I bring up these two companies because they share the quality of being “too big to talk.” While other game developers (especially indies) will have a more frank dialog with the people playing and working with their games, Nintendo basically knows that no level of grassroots effort for their titles can survive without them.
They know they are in the power position, just as Disney would be in the world of Star Wars fan films, unlicensed lightsaber toy shops, or bootleg Halloween costumes. They have calculated that this shutdown won’t affect them in the long run, as there’s an entire cottage industry of content creators happy to play ball with them to promote their next project.
For many, it was frustrating to see a company roadblock them, especially when they didn’t provide a better service. There’s no way to play Melee competitively online. There’s no way to play Melee competitively in-person without CRT TVs due to input lag. There’s no way to listen to those soundtracks (for big games, like The Legend of Zelda: The Ocarina of Time) legally, when many other companies are content to do it on Spotify.
To many people, Nintendo is this thing that they want to like more, but they seem extremely slow to pick up that modern customers need modern access to the things they love. This all comes off very pessimistic (possibly because I’ve been playing too much Cyberpunk 2077), but I think it’s important to realize the value proposition for each party involved.
Especially with grassroots (ie, not developer-run) esports, the feeling of authenticity and passion are ones that can’t be vat-grown. They have to come from someplace real, and the more that companies try to take advantage of it, the more difficult it becomes to stay ahead of that cynicism curve.
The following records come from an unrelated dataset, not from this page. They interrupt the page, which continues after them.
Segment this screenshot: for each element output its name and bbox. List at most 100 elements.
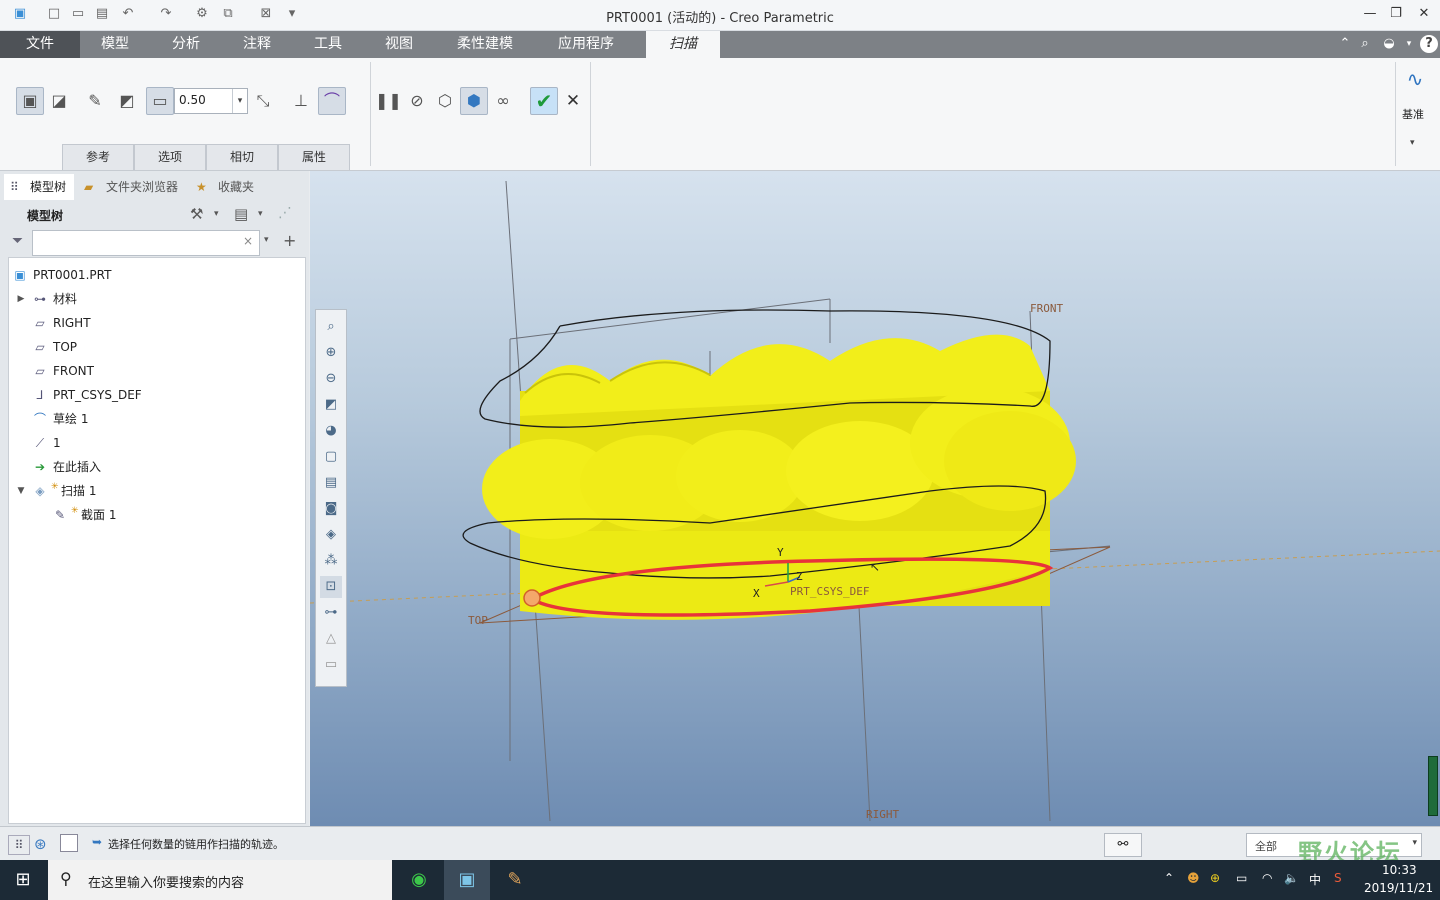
battery-icon[interactable]: ▭ <box>1236 871 1247 885</box>
tree-item-sweep[interactable]: ▼ ◈ ✳ 扫描 1 <box>9 480 299 502</box>
tab-folder-browser[interactable]: ▰ 文件夹浏览器 <box>80 174 188 200</box>
thickness-dropdown-icon[interactable]: ▾ <box>232 89 247 113</box>
minimize-button[interactable]: — <box>1358 4 1382 24</box>
trajectory-start-point[interactable] <box>523 589 541 607</box>
tree-settings-icon[interactable]: ⚒ <box>190 205 203 223</box>
datum-display-icon[interactable]: ⁂ <box>320 550 342 572</box>
model-view[interactable]: ↖ <box>310 171 1440 826</box>
ime-indicator[interactable]: 中 <box>1309 871 1321 888</box>
tab-applications[interactable]: 应用程序 <box>536 31 636 58</box>
help-icon[interactable]: ? <box>1420 35 1438 53</box>
thin-feature-button[interactable]: ▭ <box>146 87 174 115</box>
community-menu-chevron-icon[interactable]: ▾ <box>1400 35 1418 53</box>
variable-section-button[interactable]: ⌒ <box>318 87 346 115</box>
show-icon[interactable]: ▤ <box>234 205 248 223</box>
filter-icon[interactable]: ⏷ <box>12 233 23 249</box>
tree-item-front[interactable]: ▱ FRONT <box>9 360 299 382</box>
subtab-references[interactable]: 参考 <box>62 144 134 170</box>
tree-item-insert-here[interactable]: ➔ 在此插入 <box>9 456 299 478</box>
paint-app-icon[interactable]: ✎ <box>492 860 538 900</box>
tab-analysis[interactable]: 分析 <box>150 31 222 58</box>
tab-tools[interactable]: 工具 <box>292 31 364 58</box>
verify-mode-button[interactable]: ∞ <box>490 88 516 114</box>
annotation-display-icon[interactable]: ⊡ <box>320 576 342 598</box>
tree-item-sketch[interactable]: ⌒ 草绘 1 <box>9 408 299 430</box>
network-icon[interactable]: ◠ <box>1262 871 1272 885</box>
sweep-body[interactable] <box>482 334 1076 620</box>
tree-item-top[interactable]: ▱ TOP <box>9 336 299 358</box>
tree-item-section[interactable]: ✎ ✳ 截面 1 <box>9 504 299 526</box>
tree-settings-chevron-icon[interactable]: ▾ <box>214 209 219 219</box>
clock-date[interactable]: 2019/11/21 <box>1364 881 1433 895</box>
graphics-window[interactable]: ↖ FRONT TOP RIGHT PRT_CSYS_DEF X Y Z ⌕ ⊕… <box>310 171 1440 826</box>
sketch-section-button[interactable]: ✎ <box>82 88 108 114</box>
tab-view[interactable]: 视图 <box>364 31 434 58</box>
subtab-options[interactable]: 选项 <box>134 144 206 170</box>
show-chevron-icon[interactable]: ▾ <box>258 209 263 219</box>
datum-planes-icon[interactable]: △ <box>320 628 342 650</box>
repaint-icon[interactable]: ◩ <box>320 394 342 416</box>
windows-start-icon[interactable]: ⊞ <box>0 860 46 900</box>
subtab-tangency[interactable]: 相切 <box>206 144 278 170</box>
search-chevron-icon[interactable]: ▾ <box>264 235 269 245</box>
datum-axes-icon[interactable]: ▭ <box>320 654 342 676</box>
restore-button[interactable]: ❐ <box>1384 4 1408 24</box>
pause-button[interactable]: ❚❚ <box>375 88 402 114</box>
selection-filter-chevron-icon[interactable]: ▾ <box>1412 838 1417 848</box>
tab-flexible-modeling[interactable]: 柔性建模 <box>434 31 536 58</box>
view-manager-icon[interactable]: ▤ <box>320 472 342 494</box>
perspective-icon[interactable]: ◙ <box>320 498 342 520</box>
creo-taskbar-icon[interactable]: ▣ <box>444 860 490 900</box>
no-preview-button[interactable]: ⊘ <box>404 88 430 114</box>
tree-item-material[interactable]: ▶ ⊶ 材料 <box>9 288 299 310</box>
community-icon[interactable]: ◒ <box>1380 35 1398 53</box>
add-filter-icon[interactable]: + <box>283 231 296 250</box>
qq-icon[interactable]: ☻ <box>1187 871 1200 885</box>
constant-section-button[interactable]: ⊥ <box>288 88 314 114</box>
tray-chevron-icon[interactable]: ⌃ <box>1164 871 1174 885</box>
taskbar-search-box[interactable]: ⚲ 在这里输入你要搜索的内容 <box>48 860 392 900</box>
preview-button[interactable]: ⬡ <box>432 88 458 114</box>
collapse-ribbon-icon[interactable]: ⌃ <box>1336 35 1354 53</box>
tab-file[interactable]: 文件 <box>0 31 80 58</box>
refit-icon[interactable]: ⌕ <box>320 316 342 338</box>
clock-time[interactable]: 10:33 <box>1382 863 1417 877</box>
verify-preview-button[interactable]: ⬢ <box>460 87 488 115</box>
solid-sweep-button[interactable]: ▣ <box>16 87 44 115</box>
display-style-icon[interactable]: ◕ <box>320 420 342 442</box>
surface-sweep-button[interactable]: ◪ <box>46 88 72 114</box>
confirm-button[interactable]: ✔ <box>530 87 558 115</box>
remove-material-button[interactable]: ◩ <box>114 88 140 114</box>
datum-icon[interactable]: ∿ <box>1402 66 1428 92</box>
section-view-icon[interactable]: ◈ <box>320 524 342 546</box>
zoom-out-icon[interactable]: ⊖ <box>320 368 342 390</box>
spin-center-icon[interactable]: ⊶ <box>320 602 342 624</box>
scroll-indicator[interactable] <box>1428 756 1438 816</box>
close-button[interactable]: ✕ <box>1412 4 1436 24</box>
datum-expand-chevron-icon[interactable]: ▾ <box>1410 138 1415 148</box>
tree-item-right[interactable]: ▱ RIGHT <box>9 312 299 334</box>
navigator-toggle-icon[interactable]: ⠿ <box>8 835 30 855</box>
tree-search-input[interactable]: × <box>32 230 260 256</box>
tab-model-tree[interactable]: ⠿ 模型树 <box>4 174 74 200</box>
clear-search-icon[interactable]: × <box>243 234 253 248</box>
tab-favorites[interactable]: ★ 收藏夹 <box>192 174 262 200</box>
binocular-find-icon[interactable]: ⚯ <box>1104 833 1142 857</box>
browser-toggle-icon[interactable]: ⊛ <box>34 835 47 853</box>
full-screen-icon[interactable] <box>60 834 78 852</box>
saved-orientations-icon[interactable]: ▢ <box>320 446 342 468</box>
subtab-properties[interactable]: 属性 <box>278 144 350 170</box>
tree-item-part[interactable]: ▣ PRT0001.PRT <box>9 264 299 286</box>
datum-label[interactable]: 基准 <box>1402 106 1424 122</box>
zoom-in-icon[interactable]: ⊕ <box>320 342 342 364</box>
expand-arrow-icon[interactable]: ▶ <box>15 288 27 310</box>
sogou-icon[interactable]: S <box>1334 871 1342 885</box>
search-icon[interactable]: ⌕ <box>1356 35 1374 53</box>
cancel-button[interactable]: ✕ <box>560 88 586 114</box>
volume-icon[interactable]: 🔈 <box>1284 871 1299 885</box>
tray-app-icon[interactable]: ⊕ <box>1210 871 1220 885</box>
thickness-input[interactable]: 0.50 ▾ <box>174 88 248 114</box>
tab-annotate[interactable]: 注释 <box>222 31 292 58</box>
tab-sweep[interactable]: 扫描 <box>646 31 720 59</box>
tree-item-csys[interactable]: ⅃ PRT_CSYS_DEF <box>9 384 299 406</box>
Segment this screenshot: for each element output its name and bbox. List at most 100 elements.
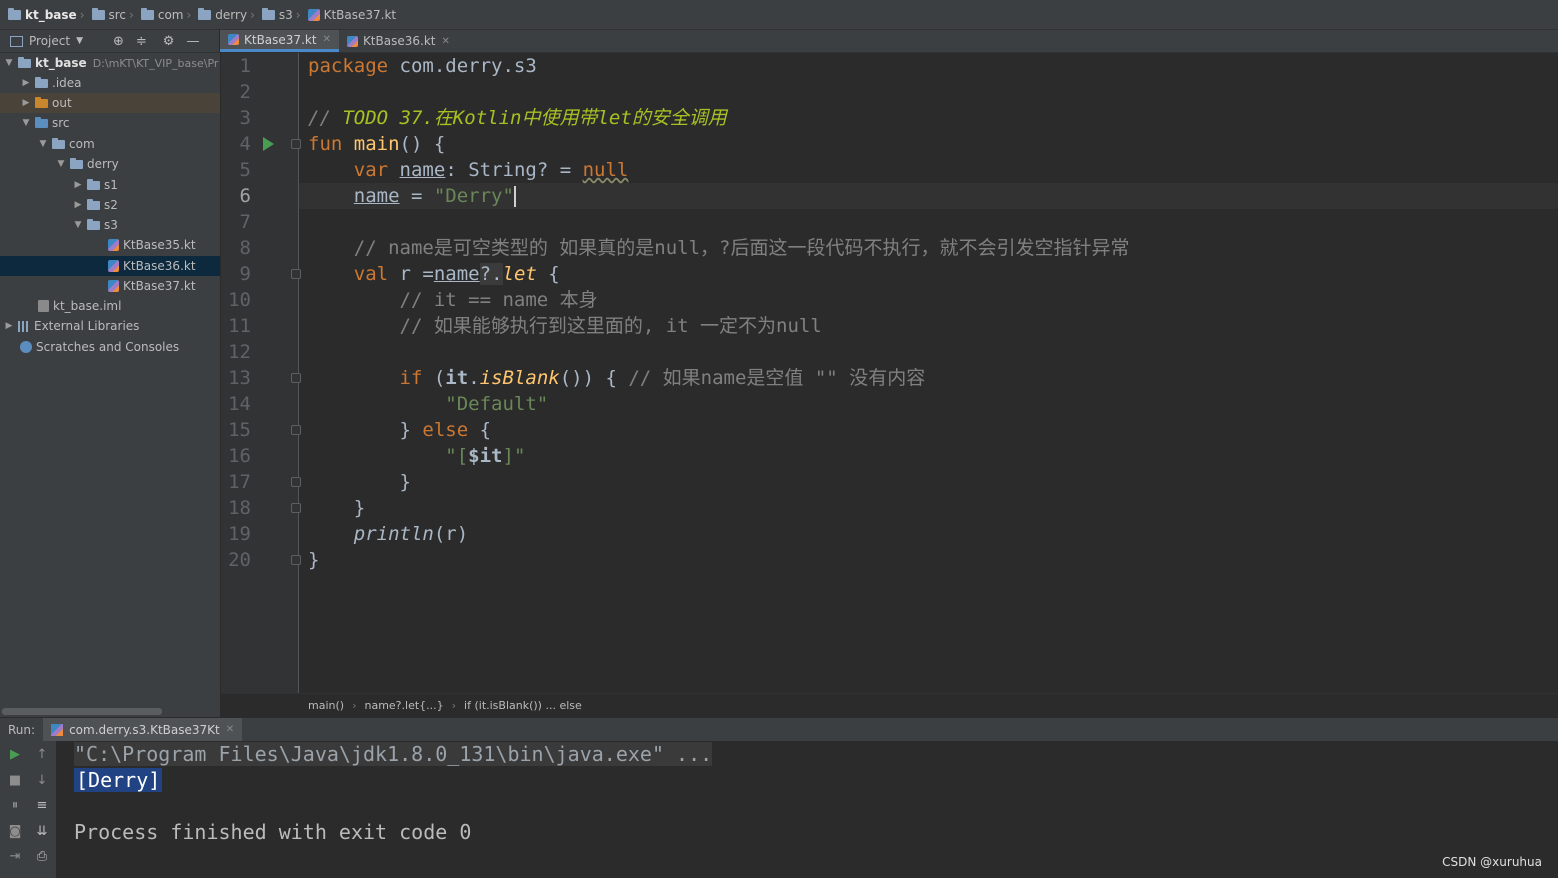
code-text: {	[468, 419, 492, 441]
tree-item-idea[interactable]: ▶ .idea	[0, 73, 220, 93]
tree-item-src[interactable]: ▼ src	[0, 113, 220, 133]
expanded-arrow-icon[interactable]: ▼	[4, 58, 14, 68]
code-line-1: package com.derry.s3	[308, 53, 537, 79]
crumb-s3[interactable]: s3	[258, 7, 293, 22]
expanded-arrow-icon[interactable]: ▼	[56, 159, 66, 169]
tree-item-kt-base-iml[interactable]: kt_base.iml	[0, 296, 220, 316]
hide-panel-icon[interactable]: —	[186, 34, 199, 49]
fold-marker-icon[interactable]	[291, 477, 301, 487]
expanded-arrow-icon[interactable]: ▼	[38, 139, 48, 149]
tree-item-com[interactable]: ▼ com	[0, 134, 220, 154]
fold-marker-icon[interactable]	[291, 269, 301, 279]
tree-item-s3[interactable]: ▼ s3	[0, 215, 220, 235]
crumb-file[interactable]: KtBase37.kt	[304, 8, 396, 22]
fold-marker-icon[interactable]	[291, 425, 301, 435]
string-literal: "Derry"	[433, 185, 514, 207]
kotlin-file-icon	[108, 239, 119, 251]
fold-marker-icon[interactable]	[291, 555, 301, 565]
gear-icon[interactable]: ⚙	[163, 34, 175, 49]
fold-marker-icon[interactable]	[291, 139, 301, 149]
arrow-down-icon[interactable]: ↓	[34, 773, 50, 789]
project-window-icon	[10, 35, 23, 47]
camera-icon[interactable]: ◙	[7, 824, 23, 840]
close-icon[interactable]: ✕	[441, 36, 449, 47]
expanded-arrow-icon[interactable]: ▼	[73, 220, 83, 230]
tab-ktbase37[interactable]: KtBase37.kt ✕	[220, 30, 339, 52]
crumb-src[interactable]: src	[88, 7, 126, 22]
line-number: 13	[228, 367, 251, 389]
locate-file-icon[interactable]: ⊕	[113, 34, 124, 49]
run-configuration-tab[interactable]: com.derry.s3.KtBase37Kt ✕	[43, 717, 243, 742]
tree-item-label: KtBase36.kt	[123, 259, 196, 273]
collapsed-arrow-icon[interactable]: ▶	[73, 200, 83, 210]
tree-item-scratches[interactable]: Scratches and Consoles	[0, 337, 220, 357]
code-editor[interactable]: 1 2 3 4 5 6 7 8 9 10 11 12 13 14 15 16 1…	[221, 53, 1558, 693]
function-name: isBlank	[479, 367, 560, 389]
collapsed-arrow-icon[interactable]: ▶	[21, 98, 31, 108]
excluded-folder-icon	[35, 96, 48, 108]
source-folder-icon	[35, 116, 48, 128]
scroll-to-end-icon[interactable]: ⇊	[34, 824, 50, 840]
console-line: "C:\Program Files\Java\jdk1.8.0_131\bin\…	[74, 741, 713, 767]
dropdown-arrow-icon[interactable]: ▼	[76, 36, 83, 46]
code-line-4: fun main() {	[308, 131, 445, 157]
rerun-icon[interactable]: ▶	[7, 747, 23, 763]
arrow-up-icon[interactable]: ↑	[34, 747, 50, 763]
tree-item-s2[interactable]: ▶ s2	[0, 195, 220, 215]
code-line-6: name = "Derry"	[308, 183, 516, 209]
breadcrumb-main[interactable]: main()	[308, 699, 344, 712]
tree-item-out[interactable]: ▶ out	[0, 93, 220, 113]
fold-marker-icon[interactable]	[291, 503, 301, 513]
breadcrumb-if-else[interactable]: if (it.isBlank()) ... else	[464, 699, 582, 712]
variable: name	[433, 263, 480, 285]
tree-item-label: s2	[104, 198, 118, 212]
print-icon[interactable]: ⎙	[34, 849, 50, 865]
tree-item-ktbase36[interactable]: KtBase36.kt	[0, 256, 220, 276]
code-text: }	[399, 419, 423, 441]
code-line-20: }	[308, 547, 319, 573]
todo-comment: TODO 37.在Kotlin中使用带let的安全调用	[342, 107, 727, 129]
code-text: }	[308, 549, 320, 571]
pause-icon[interactable]: ⏸	[7, 798, 23, 814]
module-file-icon	[38, 300, 49, 312]
fold-marker-icon[interactable]	[291, 373, 301, 383]
code-text: com.derry.s3	[388, 55, 537, 77]
expanded-arrow-icon[interactable]: ▼	[21, 118, 31, 128]
module-folder-icon	[8, 7, 21, 20]
crumb-derry[interactable]: derry	[194, 7, 247, 22]
tree-item-label: derry	[87, 157, 119, 171]
collapse-all-icon[interactable]: ≑	[136, 34, 147, 49]
tree-item-kt-base[interactable]: ▼ kt_base D:\mKT\KT_VIP_base\Pr	[0, 53, 220, 73]
console-output-selected: [Derry]	[74, 768, 163, 792]
folder-icon	[91, 7, 105, 20]
tree-item-ktbase35[interactable]: KtBase35.kt	[0, 235, 220, 255]
login-icon[interactable]: ⇥	[7, 849, 23, 865]
horizontal-scrollbar[interactable]	[2, 708, 162, 715]
close-icon[interactable]: ✕	[226, 724, 234, 735]
project-view-selector[interactable]: Project ▼ ⊕ ≑ ⚙ —	[0, 30, 220, 52]
module-folder-icon	[18, 56, 31, 68]
soft-wrap-icon[interactable]: ≡	[34, 798, 50, 814]
editor-gutter[interactable]: 1 2 3 4 5 6 7 8 9 10 11 12 13 14 15 16 1…	[221, 53, 301, 693]
code-line-15: } else {	[308, 417, 492, 443]
close-icon[interactable]: ✕	[323, 34, 331, 45]
breadcrumb-let[interactable]: name?.let{...}	[364, 699, 443, 712]
collapsed-arrow-icon[interactable]: ▶	[21, 78, 31, 88]
tree-item-label: s1	[104, 178, 118, 192]
collapsed-arrow-icon[interactable]: ▶	[4, 321, 14, 331]
console-output[interactable]: "C:\Program Files\Java\jdk1.8.0_131\bin\…	[57, 741, 1558, 878]
kotlin-file-icon	[307, 8, 320, 21]
crumb-project[interactable]: kt_base	[4, 7, 77, 22]
crumb-com[interactable]: com	[137, 7, 183, 22]
stop-icon[interactable]: ■	[7, 773, 23, 789]
collapsed-arrow-icon[interactable]: ▶	[73, 180, 83, 190]
tree-item-s1[interactable]: ▶ s1	[0, 175, 220, 195]
tab-ktbase36[interactable]: KtBase36.kt ✕	[339, 30, 458, 52]
folder-icon	[261, 7, 275, 20]
tree-item-external-libraries[interactable]: ▶ External Libraries	[0, 316, 220, 336]
tree-item-ktbase37[interactable]: KtBase37.kt	[0, 276, 220, 296]
run-gutter-icon[interactable]	[263, 137, 274, 151]
code-text: ()) {	[559, 367, 629, 389]
navigation-bar: kt_base › src › com › derry › s3 › KtBas…	[0, 0, 1558, 30]
tree-item-derry[interactable]: ▼ derry	[0, 154, 220, 174]
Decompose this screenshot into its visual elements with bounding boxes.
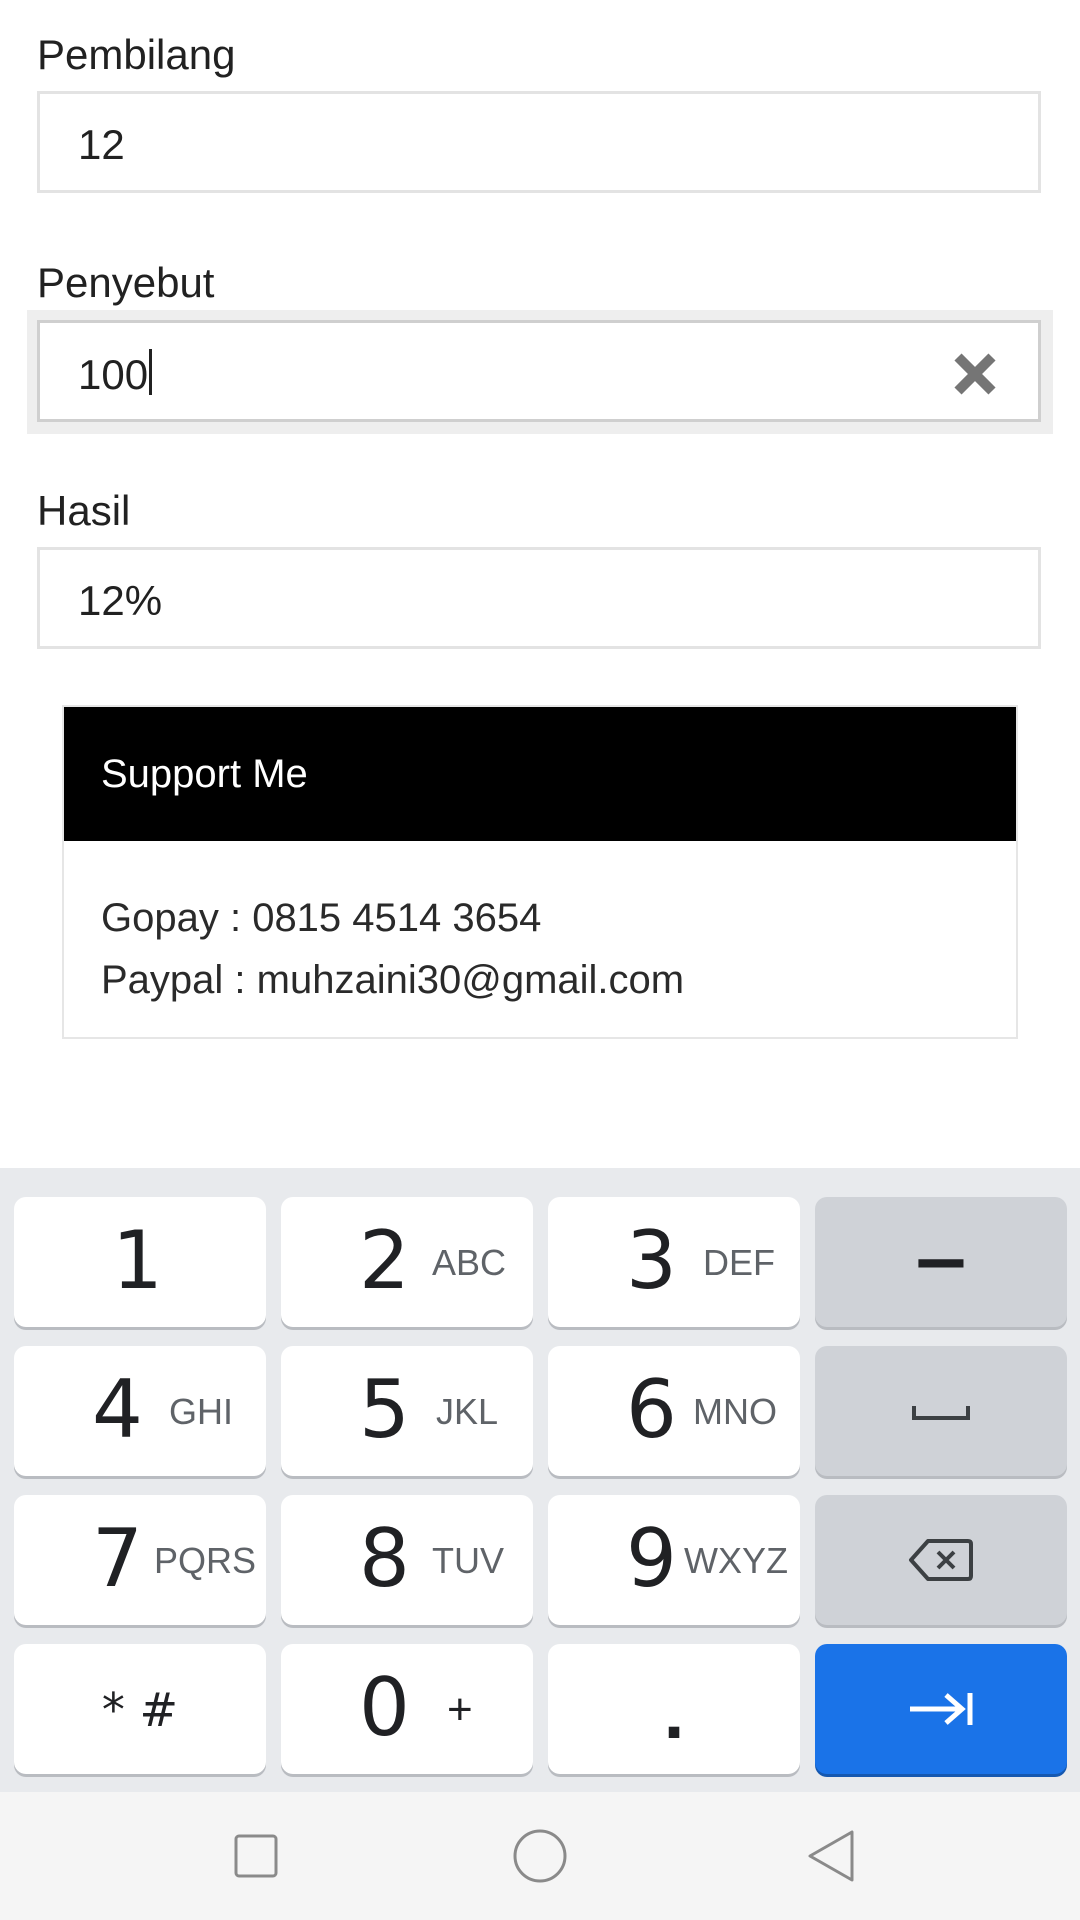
home-circle-icon[interactable] — [510, 1826, 570, 1886]
denominator-focus-ring: 100 — [27, 310, 1053, 434]
tab-next-icon — [910, 1693, 973, 1725]
numerator-label: Pembilang — [37, 31, 236, 78]
key-5[interactable]: 5 JKL — [281, 1346, 533, 1476]
key-8[interactable]: 8 TUV — [281, 1495, 533, 1625]
app-screen: Pembilang 12 Penyebut 100 Hasil 12% Supp… — [0, 0, 1080, 1920]
key-digit: 5 — [359, 1363, 410, 1456]
recents-square-icon[interactable] — [226, 1826, 286, 1886]
key-minus[interactable]: − — [815, 1197, 1067, 1327]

While Nintendo can say “we’re too big to care about what a couple hundred people do or feel”, those niche communities become places where companies look to in order to innovate or adapt. Burning too much of their goodwill can leave them out in the cold when the need eventually comes.
The disappointing thing is, though, that Nintendo has an endless bank of brand recognition that impedes these niche communities and keeps them from moving on. Other indie games that play like Smash, but aren’t Smash, rise, fall and fizzle, despite being incredibly willing to work with the esports side of things. Without Mario, Link, Samus and Donkey Kong, however, these games aren’t the same in the same way as DreamWorks isn’t Disney.
Something feels off, different, and uncomfortable. People go back to Nintendo where it’s safe, warm, and familiar.
I don’t know where I’m going with all this, but I guess I wanted to shed some light on an issue of brand loyalty and authenticity that I think a lot about. Especially with the Game Awards happening last night, I considered how much it felt like it mattered that “the right game” won each award, but how little it actually meant for my life.
All you really get is the validation that your attention is being put in the “right” place, but that specific validation is fleeting and ultimately meaningless to your overall growth as a person. The benefit of these awards shows are never for you: they’re just there to slap on an ad campaign so the winners can sell more copies.
I digress. Do what feels right for you. Find people that passion and love of a thing feel real with. Don’t feel like you need a company or other fans’ validation to enjoy a thing. If you’re in the position of managing a community, figure out how much ownership you want to give to the fans: it doesn’t have to be 50-50, but knowing how much control you want to keep (or give up) means you can at least set expectations for yourself and the people who love you most.